OBJECTIVES: To investigate the diagnostic performance of Full Spectrum Endoscopy (FUSE) compared to a conventional standard forward-viewing endoscope (SFV). The primary outcome was adenoma detection rate (ADR) and mean adenoma detection. Secondary outcome was feasibility of FUSE opposed to SFV.
MATERIALS AND METHODS: Consecutive patients participating in the Danish colorectal cancer (CRC) screening programme were prospectively included in the study (n = 205). Demographic and health-related characteristics were obtained. Following procedural parameters were recorded: completion rate, caecal intubation time, fentanyl and midazolam sedation, CRC detection, ADR, diverticulosis, bowel preparation, patient discomfort and endoscopist difficulty rating. Participants underwent FUSE colonoscopy on days when the FUSE system was available, while the remaining participants had SFV. All colonoscopies were performed by two trained endoscopists.

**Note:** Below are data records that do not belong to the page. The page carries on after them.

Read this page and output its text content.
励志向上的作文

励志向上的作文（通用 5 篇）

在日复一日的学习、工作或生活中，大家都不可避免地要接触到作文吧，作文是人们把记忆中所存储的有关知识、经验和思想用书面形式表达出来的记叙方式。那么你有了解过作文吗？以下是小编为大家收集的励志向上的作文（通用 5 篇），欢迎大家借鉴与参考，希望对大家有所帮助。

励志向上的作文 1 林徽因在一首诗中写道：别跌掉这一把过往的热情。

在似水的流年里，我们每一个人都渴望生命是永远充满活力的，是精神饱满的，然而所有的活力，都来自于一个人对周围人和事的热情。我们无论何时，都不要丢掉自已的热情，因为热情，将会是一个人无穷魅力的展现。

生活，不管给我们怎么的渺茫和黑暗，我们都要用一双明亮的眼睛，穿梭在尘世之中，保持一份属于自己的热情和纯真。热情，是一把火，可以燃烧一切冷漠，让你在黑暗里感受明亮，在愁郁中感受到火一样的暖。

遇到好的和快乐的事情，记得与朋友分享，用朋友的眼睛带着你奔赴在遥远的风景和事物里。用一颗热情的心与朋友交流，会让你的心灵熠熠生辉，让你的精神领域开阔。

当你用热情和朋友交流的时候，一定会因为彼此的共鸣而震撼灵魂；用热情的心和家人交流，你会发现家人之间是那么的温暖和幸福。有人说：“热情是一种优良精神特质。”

RESULTS: A total of 109 patients were included in the FUSE group and 106 in the SFV group. Groups were comparable in baseline characteristics. Completion rate was 83.5% and 93.4% in the FUSE and SFV groups (p = .040). Caecal intubation time was 11.4 ± 6.7 min versus 9.1 ± 6.2 min in the FUSE and SFV groups (p = .040). ADR was 67.0% and 59.6% (p = .097), while the mean adenoma detection was 1.79 and 1.38 (p = .022) in the FUSE and SFV groups. Endoscopists reported increased difficulty rating with FUSE compared to SFV (p > .001).
CONCLUSION: FUSE colonoscopy provides a higher mean adenoma detection and there is tendency toward higher ADR compared to SFV in a high-risk population. Nonetheless, FUSE colonoscopy has a lower completion rate, longer caecal intubation time and a higher difficulty rating from an endoscopist point of view.